Queens native discusses breaking barriers throughout her career as Pakistani-American news anchor

Photo courtesy of Hena Doba

Cheddar News anchor Hena Doba is about as familiar with Queens as she is with reporting.

A first-generation Pakistani-American, she has lived in Jamaica, Elmhurst, College Point, Rosedale and Jackson Heights. She initially thought she would become a psychologist when she started college. It was when she started writing for the school newspaper at SUNY Buffalo that she discovered her love for journalism. It wasn’t long before she became the feature editor for that paper.

Less than two days after graduating from college, Doba was hired as a producer for a local TV station. She would eventually be brought on as a national correspondent by CBS.

“[Being a national correspondent for CBS] was a dream come true, honestly,” Doba said. “I remember growing up in Queens, watching those people and thinking [being a correspondent there] was so much out of the realm of possibility.”

During her five years at CBS, Doba became the first person to anchor a national show at 4 a.m. In doing so, she was also one of the first Pakistani Americans to anchor a show. Much of her work for CBS allowed her to travel frequently around the country, as she would often be sent to cover breaking news across the country. Most of the stories she would be sent to cover were related to either finance or politics.

Doba described leaving CBS for Cheddar News as being one of the toughest career decisions she’s ever made. She noted that CBS had given her work stability after years of moving around and working for different stations. Additionally, she said learned how to be a better reporter during her time with the network.

“I knew TV was changing,” Doba said. “I just knew people weren’t rushing home for the 5 p.m. news anymore. Cheddar came to me and I felt over-the-top media service (OTT) was the future. Cheddar was one of the first stations to go into streaming. While it was one of the hardest decisions I’ve ever made, I really think it was one of the best decisions I ever made as well.”

Several news networks have since followed Cheddar News’ lead and joined in on the OTT bandwagon. It certainly appears as though the gamble Doba made has paid off.

Doba takes a lot of pride in seeing more people who look like her being in the TV and streaming news industry nowadays. The first story she ever reported on was 9/11. At the time, she faced prejudice due to her Pakistani background. When she was a reporter on the subject of finance, Doba noted she was the only person of color at the time in that field.

“[After 9/11 happened] I felt like I stuck out even more,” Doba said. “At the time, some viewers in the market I was in didn’t even want me on TV. There was just so much ignorance around South Asians and Pakistanis. Now, 20 years later, I’m just so proud to see so much more inclusivity and diversity when it comes to people on air.”

Doba joined Cheddar News in 2019. Today, she is the anchor for the streaming service’s show “Wake Up with Cheddar.” The show airs every weekday morning from 7 to 10 a.m.

In addition her work as an anchor, Doba has also worked as an adjunct professor at Capital Community College and the Connecticut School of Broadcasting for five years. According to Doba, she believes this actually helped to make her a better anchor at the time. She would spend her days teaching before serving as the 11 p.m. anchor of the local CBS affiliate in Connecticut.

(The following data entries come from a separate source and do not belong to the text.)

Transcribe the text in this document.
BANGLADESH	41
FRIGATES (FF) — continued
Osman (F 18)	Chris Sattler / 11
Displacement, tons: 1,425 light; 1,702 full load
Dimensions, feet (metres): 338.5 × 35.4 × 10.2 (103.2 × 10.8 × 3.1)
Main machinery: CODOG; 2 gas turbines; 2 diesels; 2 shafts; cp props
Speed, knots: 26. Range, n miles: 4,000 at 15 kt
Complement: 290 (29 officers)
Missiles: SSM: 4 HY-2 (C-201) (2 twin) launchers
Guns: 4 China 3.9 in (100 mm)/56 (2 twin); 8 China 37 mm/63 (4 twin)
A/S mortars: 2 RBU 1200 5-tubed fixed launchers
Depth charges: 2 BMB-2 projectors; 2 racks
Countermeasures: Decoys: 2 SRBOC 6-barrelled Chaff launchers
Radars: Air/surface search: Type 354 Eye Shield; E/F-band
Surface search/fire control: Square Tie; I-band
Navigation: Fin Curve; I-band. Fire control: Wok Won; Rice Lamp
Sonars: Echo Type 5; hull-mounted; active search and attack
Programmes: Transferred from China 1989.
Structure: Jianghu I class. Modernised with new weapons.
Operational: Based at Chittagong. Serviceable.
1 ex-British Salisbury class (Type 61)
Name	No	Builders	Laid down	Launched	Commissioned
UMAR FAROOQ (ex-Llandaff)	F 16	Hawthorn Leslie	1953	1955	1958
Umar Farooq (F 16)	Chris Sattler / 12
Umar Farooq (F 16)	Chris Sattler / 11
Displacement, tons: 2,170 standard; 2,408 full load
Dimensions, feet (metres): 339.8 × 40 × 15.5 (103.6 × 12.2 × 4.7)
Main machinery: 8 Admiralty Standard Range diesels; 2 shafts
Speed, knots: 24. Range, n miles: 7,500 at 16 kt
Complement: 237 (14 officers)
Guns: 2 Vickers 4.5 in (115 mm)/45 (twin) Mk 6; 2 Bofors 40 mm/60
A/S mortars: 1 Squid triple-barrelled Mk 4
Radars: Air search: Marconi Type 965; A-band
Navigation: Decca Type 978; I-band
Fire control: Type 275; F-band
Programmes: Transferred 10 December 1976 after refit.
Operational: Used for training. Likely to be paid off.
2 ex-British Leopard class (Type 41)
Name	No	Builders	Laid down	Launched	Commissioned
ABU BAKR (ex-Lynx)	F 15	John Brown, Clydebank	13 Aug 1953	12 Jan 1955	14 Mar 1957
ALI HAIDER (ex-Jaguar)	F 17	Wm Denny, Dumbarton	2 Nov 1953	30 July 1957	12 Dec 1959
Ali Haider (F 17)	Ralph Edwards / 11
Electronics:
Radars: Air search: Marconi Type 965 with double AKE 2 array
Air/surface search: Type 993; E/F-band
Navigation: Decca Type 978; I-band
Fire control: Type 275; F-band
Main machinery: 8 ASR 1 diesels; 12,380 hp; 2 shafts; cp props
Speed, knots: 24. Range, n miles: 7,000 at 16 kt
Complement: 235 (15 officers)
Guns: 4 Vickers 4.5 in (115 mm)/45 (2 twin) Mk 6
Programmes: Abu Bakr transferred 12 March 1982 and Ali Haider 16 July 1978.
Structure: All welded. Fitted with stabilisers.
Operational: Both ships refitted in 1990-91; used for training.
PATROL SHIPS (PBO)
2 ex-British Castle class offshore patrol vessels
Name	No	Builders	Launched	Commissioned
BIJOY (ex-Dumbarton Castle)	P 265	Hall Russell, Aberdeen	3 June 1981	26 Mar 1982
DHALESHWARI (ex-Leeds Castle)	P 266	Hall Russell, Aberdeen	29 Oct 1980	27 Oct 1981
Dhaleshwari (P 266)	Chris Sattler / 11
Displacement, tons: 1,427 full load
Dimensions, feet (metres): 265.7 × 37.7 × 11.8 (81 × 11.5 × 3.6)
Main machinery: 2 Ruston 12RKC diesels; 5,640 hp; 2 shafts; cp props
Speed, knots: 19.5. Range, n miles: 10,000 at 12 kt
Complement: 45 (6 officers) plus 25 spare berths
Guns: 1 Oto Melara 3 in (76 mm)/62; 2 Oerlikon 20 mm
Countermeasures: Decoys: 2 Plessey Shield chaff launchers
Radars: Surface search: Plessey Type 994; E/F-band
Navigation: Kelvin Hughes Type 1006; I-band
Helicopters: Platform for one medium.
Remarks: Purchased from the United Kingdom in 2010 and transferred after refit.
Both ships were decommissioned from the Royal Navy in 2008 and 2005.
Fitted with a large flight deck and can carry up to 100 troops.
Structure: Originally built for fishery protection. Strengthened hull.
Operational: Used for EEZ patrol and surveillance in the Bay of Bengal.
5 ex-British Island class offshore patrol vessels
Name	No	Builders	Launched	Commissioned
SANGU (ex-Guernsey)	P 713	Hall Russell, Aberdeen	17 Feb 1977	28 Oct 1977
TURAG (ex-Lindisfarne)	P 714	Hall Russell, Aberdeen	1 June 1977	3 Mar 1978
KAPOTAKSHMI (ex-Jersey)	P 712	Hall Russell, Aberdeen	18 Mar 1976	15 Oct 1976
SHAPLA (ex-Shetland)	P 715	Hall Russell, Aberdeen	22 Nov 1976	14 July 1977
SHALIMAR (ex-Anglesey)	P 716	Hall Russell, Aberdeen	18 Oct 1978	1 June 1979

“I thought teaching was really going to be my career [when I was in school], I had wanted to be an English teacher,” Doba said. I met and taught these aspiring journalists and it made me feel lucky for what I do every single day. It made me realize not only that I get to do a job that I love every day by going to the studio, but also teaching students the importance of journalism and how the story is not about you. It’s about what’s going on around you.”

This appreciation of being able to teach and work as an anchor also hits Doba on a personal note.

According to Doba, around the time she graduated from Flushing High School, the graduation rate was only around 60%. Having grown up in a lower-income family, she never thought she’d be in as fortunate a position as this. She told QNS hopes to continue her work as a teacher even after she retires from the news industry.

Among the many TV stations that Doba has worked at in the past are in Atlanta and Savannah, Georgia, upstate New York and Hartford. While Doba said she enjoyed working for each of them, she said that Cheddar News has been the most fun for her.

“[Cheddar News] is not following the formula or the norms that we are so used to for decades when it comes to those legacy networks,” Doba said. “I think streaming is the future of news and how people take in and watch their news. We do trending news, finance news, political news. I think we have a chance to play with our newscasts a little more.”